Weird results on these objects #87

Closed ghost closed 3 years ago

ghost commented 3 years ago

Hello, I read from your paper that AAE fails for long and thin objects, but I have strange results also in these types of objects.

frame0_poseAAE frame0_poseAAE

Is it possible to use AAE on these kind of objects or nothing? Thanks in advance

MartinSmeyer commented 3 years ago

Hi @Zaxorn , even though it can be hard, I have had better results on thin objects. Can you post the training_images (in a folder near your checkpoint)? It can happen that thin objects are not reconstructed well. In this case you can increase the BOOTSTRAP_RATIO parameter in the config to something like 16 and retrain

ghost commented 3 years ago

training_images_39999

Here is the training images setting the BOOTSTRAP_RATIO to 16 (I don't know why the embedding is so wrong).

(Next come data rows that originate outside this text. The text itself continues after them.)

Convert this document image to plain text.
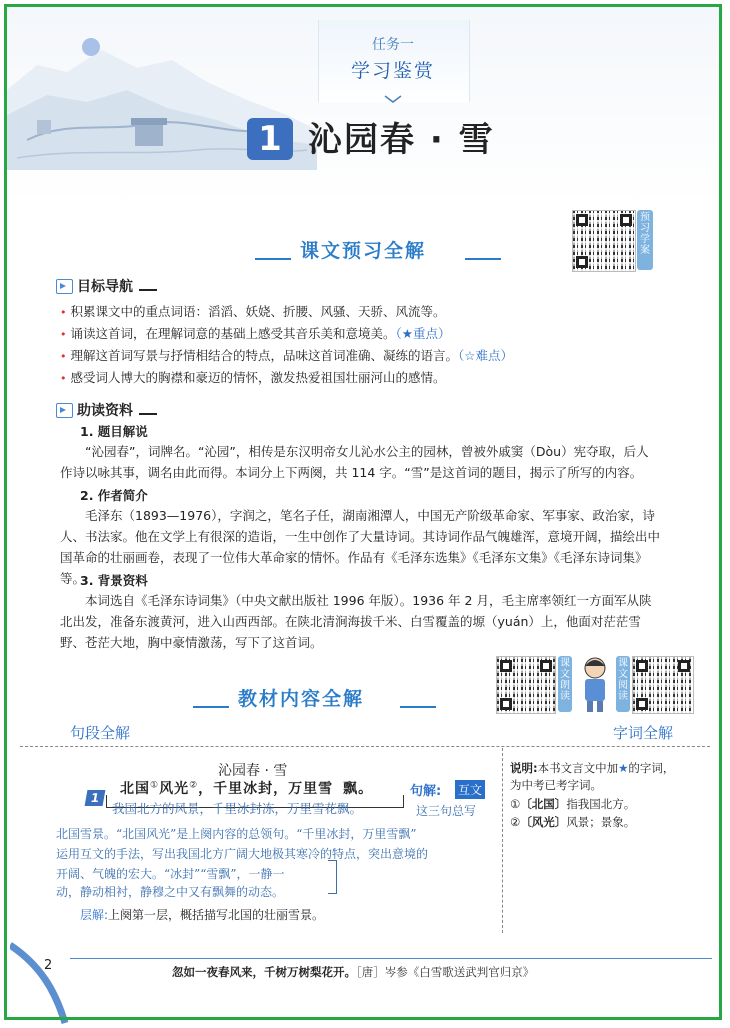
任务一
学习鉴赏
1 沁园春 · 雪
预习学案
课文预习全解
目标导航
• 积累课文中的重点词语：滔滔、妖娆、折腰、风骚、天骄、风流等。
• 诵读这首词，在理解词意的基础上感受其音乐美和意境美。（★重点）
• 理解这首词写景与抒情相结合的特点，品味这首词准确、凝练的语言。（☆难点）
• 感受词人博大的胸襟和豪迈的情怀，激发热爱祖国壮丽河山的感情。
助读资料
1. 题目解说
“沁园春”，词牌名。“沁园”，相传是东汉明帝女儿沁水公主的园林，曾被外戚窦（Dòu）宪夺取，后人作诗以咏其事，调名由此而得。本词分上下两阕，共 114 字。“雪”是这首词的题目，揭示了所写的内容。
2. 作者简介
毛泽东（1893—1976），字润之，笔名子任，湖南湘潭人，中国无产阶级革命家、军事家、政治家，诗人、书法家。他在文学上有很深的造诣，一生中创作了大量诗词。其诗词作品气魄雄浑，意境开阔，描绘出中国革命的壮丽画卷，表现了一位伟大革命家的情怀。作品有《毛泽东选集》《毛泽东文集》《毛泽东诗词集》等。
3. 背景资料
本词选自《毛泽东诗词集》（中央文献出版社 1996 年版）。1936 年 2 月，毛主席率领红一方面军从陕北出发，准备东渡黄河，进入山西西部。在陕北清涧海拔千米、白雪覆盖的塬（yuán）上，他面对茫茫雪野、苍茫大地，胸中豪情激荡，写下了这首词。
课文朗读
课文阅读
教材内容全解
句段全解	字词全解
沁园春 · 雪
1
北国①风光②，千里冰封，万里雪 飘。
我国北方的风景，千里冰封冻，万里雪花飘。
句解: 互文
这三句总写
北国雪景。“北国风光”是上阕内容的总领句。“千里冰封，万里雪飘”
运用互文的手法，写出我国北方广阔大地极其寒冷的特点，突出意境的
开阔、气魄的宏大。“冰封”“雪飘”，一静一
动，静动相衬，静穆之中又有飘舞的动态。
层解:上阕第一层，概括描写北国的壮丽雪景。
说明:本书文言文中加★的字词，
为中考已考字词。
①〔北国〕指我国北方。
②〔风光〕风景；景象。
2	忽如一夜春风来，千树万树梨花开。［唐］岑参《白雪歌送武判官归京》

This is the model.ply I am using for training but it looks like fine, like the others I have already succesfully used cifarelli_1.zip

MartinSmeyer commented 3 years ago

after how many iterations? I suppose this is at the very beginning.

MartinSmeyer commented 3 years ago

You can also remove the occlusion augmentation to facilitate convergence. But it should work anyways.. What batch size did you use?

ghost commented 3 years ago

50000 iterations with a batch size of 8.

Here is the cfg file used for training. chiave_candela.zip

ghost commented 3 years ago

The picture is of the last iteration.

MartinSmeyer commented 3 years ago

You need to set the BOOTSTRAP_RATIO to 16 and retrain the networks from scratch. If you only use batch size 8 you might need to decrease the learning rate as well.

ghost commented 3 years ago

Results look better on this object frame0_poseAAE

but still wrong on the other one even if training looks good training_images_49999

Do I need to further increase the BOOTSTRAP_RATIO? Anyway what does this parameter do?

MartinSmeyer commented 3 years ago

The bootstrap ratio refers to only calculating the reconstruction loss on the 1/bootstrap ratio pixels with the highest error. This forces the network not to just learn a constant background that is correct in most places.

Yes, you can further increase this ratio, but not too much. As I said the occlusion can hide important features in the input here so commenting out this line should help ' CoarseDropout( p=0.2, size_percent=0.05) ),'